A tater tot food truck hands out free tots to celebrate 'Napoleon Dynamite's' 20th anniversary at this year's Sundance Film Festival.
Andrea Buchanan
/
KPCW news
A tater tot food truck hands out free tots to celebrate 'Napoleon Dynamite's' 20th anniversary at this year's Sundance Film Festival.

In 2004 a coming-of-age teen comedy about a socially awkward 16-year-old who lives with his grandmother and brother stole the hearts of Sundance goers and became a cultural phenomenon. 

Occasionally a film comes out of Sundance that breaks molds, makes cinematic history and in the end just makes people feel good. In 2004 when “Napoleon Dynamite” had its premiere at the festival it was a lightning-in-a-bottle moment that accomplished all three of those things.

It didn’t take home any big prize, or win awards that year, but the independent film which was made for $400,000 was acquired by Fox Search Light Pictures for $4,000,000 who partnered with Paramount Pictures and MTV Films for its release.

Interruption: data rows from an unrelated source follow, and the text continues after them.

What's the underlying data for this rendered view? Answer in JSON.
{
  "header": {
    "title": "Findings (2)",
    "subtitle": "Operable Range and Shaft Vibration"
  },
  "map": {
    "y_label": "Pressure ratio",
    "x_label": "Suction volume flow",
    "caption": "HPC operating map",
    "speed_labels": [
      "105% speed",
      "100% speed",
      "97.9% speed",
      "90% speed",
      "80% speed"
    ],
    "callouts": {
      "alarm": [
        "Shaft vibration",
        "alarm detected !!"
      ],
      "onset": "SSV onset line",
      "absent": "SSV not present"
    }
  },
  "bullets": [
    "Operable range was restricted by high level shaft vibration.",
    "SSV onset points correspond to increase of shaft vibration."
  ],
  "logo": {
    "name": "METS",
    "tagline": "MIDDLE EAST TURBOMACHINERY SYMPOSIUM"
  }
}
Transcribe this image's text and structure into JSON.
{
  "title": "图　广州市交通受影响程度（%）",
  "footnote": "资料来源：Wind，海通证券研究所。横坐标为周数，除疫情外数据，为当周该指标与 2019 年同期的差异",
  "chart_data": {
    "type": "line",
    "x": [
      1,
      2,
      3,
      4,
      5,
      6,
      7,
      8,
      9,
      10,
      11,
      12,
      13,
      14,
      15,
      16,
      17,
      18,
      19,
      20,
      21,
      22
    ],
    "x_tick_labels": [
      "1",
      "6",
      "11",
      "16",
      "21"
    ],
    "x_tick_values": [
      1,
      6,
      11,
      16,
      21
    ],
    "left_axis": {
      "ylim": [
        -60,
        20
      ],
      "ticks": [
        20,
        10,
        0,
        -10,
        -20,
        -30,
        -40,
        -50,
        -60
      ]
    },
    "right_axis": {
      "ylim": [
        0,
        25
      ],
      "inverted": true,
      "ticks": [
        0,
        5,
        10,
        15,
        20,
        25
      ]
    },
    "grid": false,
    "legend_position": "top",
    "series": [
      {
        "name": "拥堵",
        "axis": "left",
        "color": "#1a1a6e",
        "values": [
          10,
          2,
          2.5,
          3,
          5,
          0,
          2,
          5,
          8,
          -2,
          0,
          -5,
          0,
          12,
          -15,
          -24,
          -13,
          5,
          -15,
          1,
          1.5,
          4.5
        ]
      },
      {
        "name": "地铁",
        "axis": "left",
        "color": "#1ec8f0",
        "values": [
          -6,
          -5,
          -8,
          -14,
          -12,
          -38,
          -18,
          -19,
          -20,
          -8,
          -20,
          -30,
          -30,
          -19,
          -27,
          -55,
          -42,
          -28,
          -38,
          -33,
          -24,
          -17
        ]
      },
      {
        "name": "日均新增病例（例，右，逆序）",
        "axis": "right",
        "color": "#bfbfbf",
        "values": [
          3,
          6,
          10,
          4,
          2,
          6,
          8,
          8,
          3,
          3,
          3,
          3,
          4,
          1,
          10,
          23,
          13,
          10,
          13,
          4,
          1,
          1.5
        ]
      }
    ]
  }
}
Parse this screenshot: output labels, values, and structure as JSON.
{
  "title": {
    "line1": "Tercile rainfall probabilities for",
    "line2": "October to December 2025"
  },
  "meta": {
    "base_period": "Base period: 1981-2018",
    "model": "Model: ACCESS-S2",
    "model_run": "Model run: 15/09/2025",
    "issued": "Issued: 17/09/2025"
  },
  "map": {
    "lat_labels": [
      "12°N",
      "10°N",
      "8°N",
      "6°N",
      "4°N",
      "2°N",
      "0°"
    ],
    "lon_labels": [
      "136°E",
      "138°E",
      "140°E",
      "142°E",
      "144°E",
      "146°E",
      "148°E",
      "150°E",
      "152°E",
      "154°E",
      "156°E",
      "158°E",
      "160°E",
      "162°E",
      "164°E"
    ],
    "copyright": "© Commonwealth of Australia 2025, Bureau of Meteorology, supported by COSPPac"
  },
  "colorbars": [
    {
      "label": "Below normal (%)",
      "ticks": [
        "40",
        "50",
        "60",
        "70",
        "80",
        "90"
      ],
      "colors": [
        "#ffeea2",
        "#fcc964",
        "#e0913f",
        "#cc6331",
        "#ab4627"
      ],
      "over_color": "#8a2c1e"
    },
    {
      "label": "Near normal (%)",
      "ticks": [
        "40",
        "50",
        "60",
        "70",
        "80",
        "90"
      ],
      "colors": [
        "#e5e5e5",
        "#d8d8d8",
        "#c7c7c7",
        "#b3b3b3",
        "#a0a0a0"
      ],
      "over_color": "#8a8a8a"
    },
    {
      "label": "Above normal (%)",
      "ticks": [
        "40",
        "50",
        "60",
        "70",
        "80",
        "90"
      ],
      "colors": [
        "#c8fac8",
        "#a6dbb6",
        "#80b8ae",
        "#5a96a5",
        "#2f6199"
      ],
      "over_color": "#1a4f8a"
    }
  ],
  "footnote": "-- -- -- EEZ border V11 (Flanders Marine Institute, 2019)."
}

The filmmakers Jerusha Hess and her husband Jared created the story together while they were attending Brigham Young University film school. Hess said the premiere was one of the most nerve-wracking moments she’ll never forget.

“But when that moment at Sundance, when it was the first moment of the film, Napoleon standing there, the bus comes because we didn't even have the title, the fun, like food, title sequence, or credit sequence,” Hess said. “We didn't have that in the beginning. We added that later. But we were showing it and people like started clapping the second they saw him and we just got the chills were like, OK, people get it. People got it. We can, we can breathe.”

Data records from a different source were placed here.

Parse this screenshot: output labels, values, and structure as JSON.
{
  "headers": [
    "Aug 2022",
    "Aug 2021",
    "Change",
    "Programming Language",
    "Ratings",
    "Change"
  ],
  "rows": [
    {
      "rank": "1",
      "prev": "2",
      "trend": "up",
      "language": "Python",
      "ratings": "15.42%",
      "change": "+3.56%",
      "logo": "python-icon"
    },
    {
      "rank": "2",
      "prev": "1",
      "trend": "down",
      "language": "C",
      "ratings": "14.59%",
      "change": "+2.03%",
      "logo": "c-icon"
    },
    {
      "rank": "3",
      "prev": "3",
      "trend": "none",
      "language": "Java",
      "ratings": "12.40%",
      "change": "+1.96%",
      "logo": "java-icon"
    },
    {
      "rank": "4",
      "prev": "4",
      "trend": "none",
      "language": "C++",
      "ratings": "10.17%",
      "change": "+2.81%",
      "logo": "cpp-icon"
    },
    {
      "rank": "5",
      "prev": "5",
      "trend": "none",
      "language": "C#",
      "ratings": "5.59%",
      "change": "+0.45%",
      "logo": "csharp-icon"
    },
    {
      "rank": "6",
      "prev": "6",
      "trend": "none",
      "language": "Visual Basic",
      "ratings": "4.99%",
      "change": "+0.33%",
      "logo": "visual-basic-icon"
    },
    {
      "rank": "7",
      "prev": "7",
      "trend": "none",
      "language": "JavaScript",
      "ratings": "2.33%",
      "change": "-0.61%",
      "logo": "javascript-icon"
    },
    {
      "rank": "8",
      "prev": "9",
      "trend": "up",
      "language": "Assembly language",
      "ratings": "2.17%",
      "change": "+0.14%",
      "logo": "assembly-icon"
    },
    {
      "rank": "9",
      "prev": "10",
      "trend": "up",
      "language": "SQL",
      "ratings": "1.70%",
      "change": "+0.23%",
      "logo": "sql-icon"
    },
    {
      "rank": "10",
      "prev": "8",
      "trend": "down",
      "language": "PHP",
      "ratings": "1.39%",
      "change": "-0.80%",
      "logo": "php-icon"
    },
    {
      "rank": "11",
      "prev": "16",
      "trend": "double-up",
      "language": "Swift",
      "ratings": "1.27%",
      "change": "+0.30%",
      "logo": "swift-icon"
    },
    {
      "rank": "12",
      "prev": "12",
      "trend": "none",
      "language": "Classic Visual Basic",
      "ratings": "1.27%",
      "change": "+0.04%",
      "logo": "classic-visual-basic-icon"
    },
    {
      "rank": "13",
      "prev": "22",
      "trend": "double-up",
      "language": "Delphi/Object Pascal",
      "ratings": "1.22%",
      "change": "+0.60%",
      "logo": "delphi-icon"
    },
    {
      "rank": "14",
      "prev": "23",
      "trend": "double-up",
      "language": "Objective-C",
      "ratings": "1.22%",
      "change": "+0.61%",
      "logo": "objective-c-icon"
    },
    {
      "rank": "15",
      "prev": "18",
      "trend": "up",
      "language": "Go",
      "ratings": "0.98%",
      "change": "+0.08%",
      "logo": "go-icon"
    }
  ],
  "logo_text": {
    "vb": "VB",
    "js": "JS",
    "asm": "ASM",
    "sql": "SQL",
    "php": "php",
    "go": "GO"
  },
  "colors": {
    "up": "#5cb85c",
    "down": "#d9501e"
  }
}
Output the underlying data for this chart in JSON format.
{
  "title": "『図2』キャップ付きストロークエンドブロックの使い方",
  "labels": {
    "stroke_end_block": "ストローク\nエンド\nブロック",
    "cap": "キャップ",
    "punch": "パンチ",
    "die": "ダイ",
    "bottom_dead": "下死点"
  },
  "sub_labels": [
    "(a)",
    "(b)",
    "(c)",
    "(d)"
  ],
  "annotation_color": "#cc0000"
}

According to Box Office Mojo, the film grossed $44,540,956 domestically in its first year. Since then, the film has become a cult classic, spawned endless streams of merchandise, and was voted number 14 on Bravo’s 100 funniest films.

Jared directed the movie and according to Hess the characters were based on family members and friends.

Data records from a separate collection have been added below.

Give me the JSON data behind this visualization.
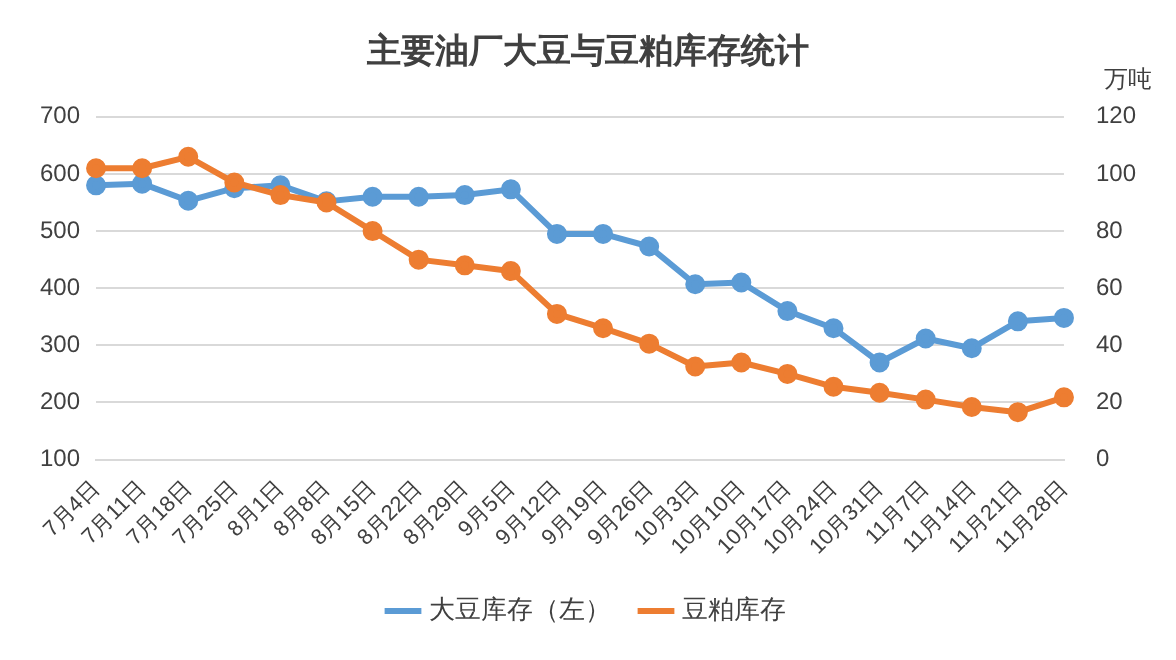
{
  "chart_data": {
    "type": "line",
    "title": "主要油厂大豆与豆粕库存统计",
    "y2label": "万吨",
    "categories": [
      "7月4日",
      "7月11日",
      "7月18日",
      "7月25日",
      "8月1日",
      "8月8日",
      "8月15日",
      "8月22日",
      "8月29日",
      "9月5日",
      "9月12日",
      "9月19日",
      "9月26日",
      "10月3日",
      "10月10日",
      "10月17日",
      "10月24日",
      "10月31日",
      "11月7日",
      "11月14日",
      "11月21日",
      "11月28日"
    ],
    "series": [
      {
        "name": "大豆库存（左）",
        "color": "#5b9bd5",
        "values": [
          580,
          583,
          553,
          575,
          580,
          552,
          560,
          560,
          563,
          573,
          495,
          495,
          473,
          407,
          410,
          360,
          330,
          270,
          312,
          295,
          342,
          348
        ]
      },
      {
        "name": "豆粕库存",
        "color": "#ed7d31",
        "axis": "y2",
        "values": [
          102,
          102,
          106,
          97,
          92.6,
          90,
          80,
          70,
          68,
          66,
          51,
          46,
          40.6,
          32.6,
          34,
          30,
          25.5,
          23.4,
          21,
          18.4,
          16.6,
          21.8
        ]
      }
    ],
    "ylim": [
      100,
      700
    ],
    "yticks": [
      100,
      200,
      300,
      400,
      500,
      600,
      700
    ],
    "y2lim": [
      0,
      120
    ],
    "y2ticks": [
      0,
      20,
      40,
      60,
      80,
      100,
      120
    ],
    "grid": "y",
    "legend": "bottom",
    "marker": "circle",
    "line_style": "solid"
  }
}
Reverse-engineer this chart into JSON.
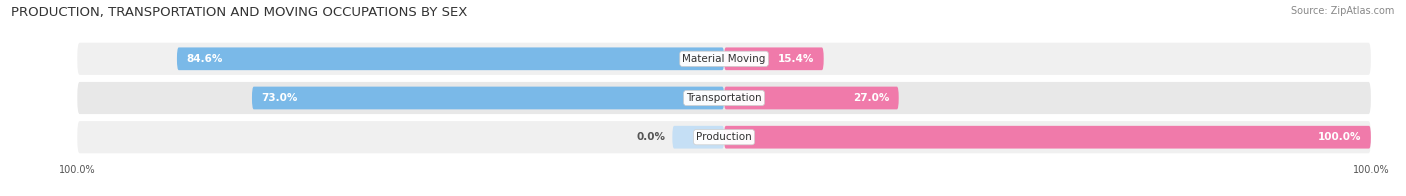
{
  "title": "PRODUCTION, TRANSPORTATION AND MOVING OCCUPATIONS BY SEX",
  "source": "Source: ZipAtlas.com",
  "categories": [
    "Material Moving",
    "Transportation",
    "Production"
  ],
  "male_pct": [
    84.6,
    73.0,
    0.0
  ],
  "female_pct": [
    15.4,
    27.0,
    100.0
  ],
  "male_color": "#7ab9e8",
  "female_color": "#f07aaa",
  "male_light_color": "#c5dff5",
  "female_light_color": "#f9c0d3",
  "row_bg_color_odd": "#f0f0f0",
  "row_bg_color_even": "#e8e8e8",
  "title_fontsize": 9.5,
  "source_fontsize": 7,
  "label_fontsize": 7.5,
  "pct_fontsize": 7.5,
  "tick_fontsize": 7,
  "figsize": [
    14.06,
    1.96
  ],
  "dpi": 100
}
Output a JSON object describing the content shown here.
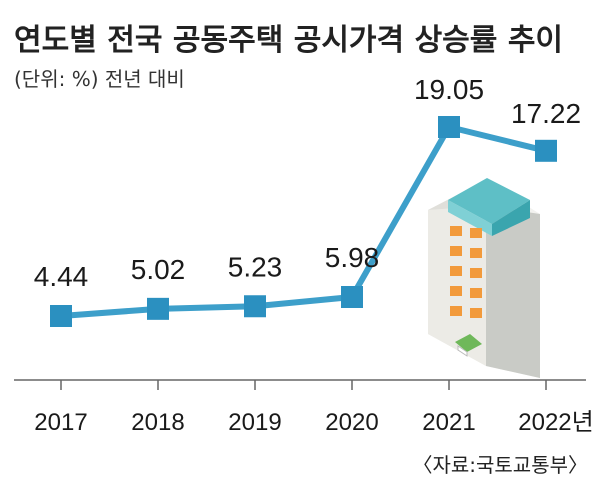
{
  "chart_data": {
    "type": "line",
    "title": "연도별 전국 공동주택 공시가격 상승률 추이",
    "subtitle": "(단위: %) 전년 대비",
    "categories": [
      "2017",
      "2018",
      "2019",
      "2020",
      "2021",
      "2022년"
    ],
    "values": [
      4.44,
      5.02,
      5.23,
      5.98,
      19.05,
      17.22
    ],
    "value_labels": [
      "4.44",
      "5.02",
      "5.23",
      "5.98",
      "19.05",
      "17.22"
    ],
    "xlabel": "",
    "ylabel": "%",
    "grid": false,
    "legend": "none",
    "source": "〈자료:국토교통부〉"
  },
  "colors": {
    "line": "#3d9fca",
    "marker": "#2b90c0",
    "axis": "#666666",
    "background": "#ffffff"
  },
  "icons": [
    "apartment-building-icon"
  ]
}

“Jared has five brothers or six, five brothers, I have seven brothers, we both came from these big Mormon families,” Hess said.  “And we both lived in the Midwest. And so we have this rural, kind of out-of-the-box life that a lot of people live, but if you are city folk, it's completely foreign.”

Hess said one of the beautiful aspects of the film is the locked off feeling it has because they couldn’t afford any fancy camera equipment and shot on the short ends of film reels.

“So we couldn't take really long takes the whole thing like the dance sequence is a million tiny chopped up pieces that we just edited together because we couldn't afford a longer take,” she said. “But those types of things they were all this low budget informed the whole cool style.”

The film was shot entirely in Preston, Idaho, on the Utah border, and actor Jon Heder, who plays Napoleon, is a fellow college friend of the Hess duo. Hess said Heder based a lot of the character off one of his brothers. Keeping in line with the Hess theory that everyone has a relative like Napoleon.

“And he did this crazy, kind of last-minute dance moment, because we had some film leftover,” she said. “And my husband said, ‘Hey, go dance in that cornfield right there.’ And he did turn the radio on, and Jamiroquai was playing. And it was so unexpected and delightful. We're like, ‘Oh yeah, that's how we end the movie.’”

To celebrate the 20th anniversary of “Napoleon Dynamite,” the film will screen at the Ray Theatre on Jan. 24 at 7 p.m. followed by a conversation with screenwriter Jerusha Hess, actor Jon Heder and more.